Rendering engines are basic elements for all those involved in 3D modeling: they're after all software that concentrates on calculating renders, supporting traditional modeling programs and producing photorealistic images.
The downside, particularly for people who are new to this field is that it's not always very simple to decide on one particular.
We set to concentrate on the 2 most known and most generally used: VRAY, developed by the Bulgarian Chaos group and utilized by varied graphics programs (such as Studio max, Maya, Rhinoceros, Cinema 4D, Softimage XSI, SketchUp, Blender) and Octane Render, like OTOY, a startup based in CA which can be integrated, for instance, with Autodesk 3D Studio max, Maya and Lightwave.
Before comparing them, let’s discuss the idea behind 3D rendering engines.
VRAY is considered the foremost flexible engine because it allows recreating any kind of scene and supports many different tools and plugins, however, additionally several materials and mappings, whereas octane is much more limited.
However, based on the configuration of the renderings, Octane is better because it allows getting satisfactory results even with a lot simpler settings; furthermore as avoiding all issues (being an Unbiased motor) like spots or flicker.
This could only be eliminated with lots of work and effort when using VRAY. On the other hand, as for the utilization of memory, VRAY appears to prevail, because it uses RAM rather than the limited VRAM.
Other benefits of Octane are lighting, camera, and exposure.

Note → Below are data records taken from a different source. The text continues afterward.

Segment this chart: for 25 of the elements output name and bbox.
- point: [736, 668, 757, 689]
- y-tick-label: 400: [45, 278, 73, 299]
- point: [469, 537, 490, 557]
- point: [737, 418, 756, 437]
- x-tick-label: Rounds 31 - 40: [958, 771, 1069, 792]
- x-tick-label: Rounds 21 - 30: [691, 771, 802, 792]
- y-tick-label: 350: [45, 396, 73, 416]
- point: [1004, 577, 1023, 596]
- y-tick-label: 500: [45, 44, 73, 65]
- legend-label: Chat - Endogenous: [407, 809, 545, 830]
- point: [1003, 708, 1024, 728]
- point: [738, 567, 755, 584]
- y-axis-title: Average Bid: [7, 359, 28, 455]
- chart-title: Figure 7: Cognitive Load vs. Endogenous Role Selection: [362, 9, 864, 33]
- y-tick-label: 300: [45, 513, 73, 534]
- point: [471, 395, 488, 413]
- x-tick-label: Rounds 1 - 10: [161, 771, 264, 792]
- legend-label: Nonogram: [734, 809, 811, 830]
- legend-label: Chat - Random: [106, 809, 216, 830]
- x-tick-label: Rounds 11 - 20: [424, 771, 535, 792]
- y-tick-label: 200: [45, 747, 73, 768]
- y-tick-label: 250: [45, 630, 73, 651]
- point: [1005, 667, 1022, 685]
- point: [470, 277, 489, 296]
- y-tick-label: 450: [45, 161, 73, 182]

You can get real results with both engines, however by using VRAY this operation may be far more difficult and not intuitive, particularly for the less experienced users.
Finally, as far as network rendering, the advantage of choosing Octane is that of using only the video card for ( che e’ secondary pc) secondary computers: it'll only be necessary to buy the software license, however not those for the plugins.
In short, VRAY and Octane have very different characteristics and every one good depends on the situations.
The advice (if possible) is to learn to use both of them, so you'll be able to use them on specific occasions.